The faculty has its seat on Marcelo T. de Alvear 2142, in the central Buenos Aires neighborhood of Recoleta. It is near other UBA faculties and facilities, such as the Faculty of Medicine, the Faculty of Pharmacy and Biochemistry, the Faculty of Economic Sciences, and the Hospital de Clínicas, among others.

==History==
Dentistry at the University of Buenos Aires was historically taught at the Faculty of Medical Sciences. The first dentistry office at the university was established in 1891 under Dr. Mauricio González Catán. This office would later become the Escuela de Odontología, whose first head was Dr. Nicasio Etchepareborda.

It wasn't until 1947, at the behest of dentist and politician Ricardo Guardo that the Faculty of Dentistry was created, following the passing of a special law (Ley 13.031) in the National Congress of Argentina mandating the separation of the dentistry department of the Faculty of Medicine.

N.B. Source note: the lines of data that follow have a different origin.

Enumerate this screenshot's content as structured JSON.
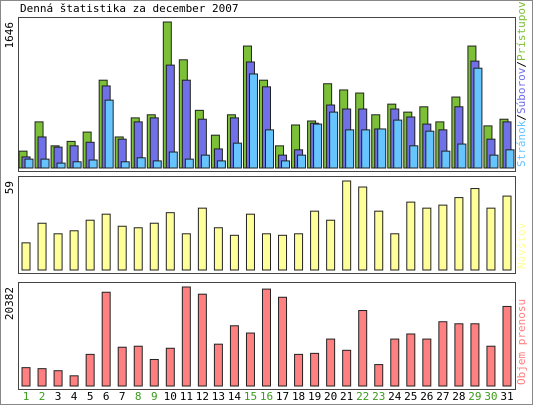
{
  "chart_data": [
    {
      "type": "grouped-bar",
      "title": "Denná štatistika za december 2007",
      "categories": [
        "1",
        "2",
        "3",
        "4",
        "5",
        "6",
        "7",
        "8",
        "9",
        "10",
        "11",
        "12",
        "13",
        "14",
        "15",
        "16",
        "17",
        "18",
        "19",
        "20",
        "21",
        "22",
        "23",
        "24",
        "25",
        "26",
        "27",
        "28",
        "29",
        "30",
        "31"
      ],
      "category_colors": [
        "#3b9b1b",
        "#3b9b1b",
        "#000000",
        "#000000",
        "#000000",
        "#000000",
        "#000000",
        "#3b9b1b",
        "#3b9b1b",
        "#000000",
        "#000000",
        "#000000",
        "#000000",
        "#000000",
        "#3b9b1b",
        "#3b9b1b",
        "#000000",
        "#000000",
        "#000000",
        "#000000",
        "#000000",
        "#3b9b1b",
        "#3b9b1b",
        "#000000",
        "#000000",
        "#000000",
        "#000000",
        "#000000",
        "#3b9b1b",
        "#3b9b1b",
        "#000000"
      ],
      "legend_separator": "/",
      "series": [
        {
          "name": "Prístupov",
          "color": "#7cc038",
          "values": [
            190,
            520,
            250,
            300,
            405,
            990,
            350,
            565,
            600,
            1646,
            1220,
            650,
            370,
            600,
            1375,
            990,
            250,
            485,
            530,
            950,
            880,
            845,
            600,
            720,
            630,
            690,
            520,
            800,
            1375,
            475,
            550
          ]
        },
        {
          "name": "Súborov",
          "color": "#7070e8",
          "values": [
            125,
            350,
            235,
            250,
            290,
            925,
            325,
            520,
            565,
            1160,
            990,
            550,
            215,
            565,
            1195,
            915,
            145,
            205,
            505,
            710,
            665,
            665,
            440,
            665,
            575,
            495,
            430,
            690,
            1205,
            325,
            520
          ]
        },
        {
          "name": "Stránok",
          "color": "#66c4ff",
          "values": [
            100,
            100,
            55,
            70,
            90,
            765,
            70,
            115,
            80,
            180,
            100,
            145,
            80,
            280,
            1060,
            430,
            80,
            145,
            495,
            630,
            430,
            430,
            440,
            540,
            250,
            415,
            190,
            270,
            1125,
            145,
            205
          ]
        }
      ],
      "ylim": [
        0,
        1646
      ],
      "yticks": [
        1646
      ]
    },
    {
      "type": "bar",
      "series": [
        {
          "name": "Návštev",
          "color": "#ffff99",
          "values": [
            18,
            31,
            24,
            26,
            33,
            37,
            29,
            28,
            31,
            38,
            24,
            41,
            28,
            23,
            37,
            24,
            23,
            24,
            39,
            33,
            59,
            55,
            39,
            24,
            45,
            41,
            43,
            48,
            54,
            41,
            49
          ]
        }
      ],
      "ylim": [
        0,
        59
      ],
      "yticks": [
        59
      ]
    },
    {
      "type": "bar",
      "series": [
        {
          "name": "Objem prenosu",
          "color": "#ff8080",
          "values": [
            3780,
            3570,
            3150,
            2100,
            6510,
            19300,
            7980,
            8190,
            5460,
            7770,
            20382,
            18900,
            8610,
            12400,
            10900,
            19950,
            18270,
            6510,
            6720,
            9660,
            7350,
            15540,
            4410,
            9660,
            10710,
            9660,
            13230,
            12810,
            12810,
            8190,
            16380
          ]
        }
      ],
      "ylim": [
        0,
        20382
      ],
      "yticks": [
        20382
      ]
    }
  ]
}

In 2017, the faculty inaugurated an imaging center for its Hospital Odontológico, aimed at serving the over 1000 patients who receive free treatment on a daily basis.

==Academics==
The Faculty of Dentistry offers two graduate degrees: the dentistry degree and the dental assistance degree. In addition, the faculty offers a number of specialization degrees, as well as magister degrees, doctorates and post-doctoral degrees in diverse fields.

==Political and institutional life==
Like the rest of the University of Buenos Aires's faculties, FOUBA operates under the principle of tripartite co-governance, wherein authorities are democratically elected and professors, students and graduates are represented in the faculty's governing bodies. The faculty is headed by a Dean (decano or decana), who presides over the Directive Council (Consejo Directivo). The Directive Council is made up of eight representatives for the professors, four representatives of the student body, and four representatives of the faculty's graduates. Deans are elected by the Directive Council every four years, while elections to the council take place every two years.

Since 2022, the dean of the Faculty of Dentistry has been Dr. Pablo Alejandro Rodríguez, with Dr. Aldo Squassi as vice dean.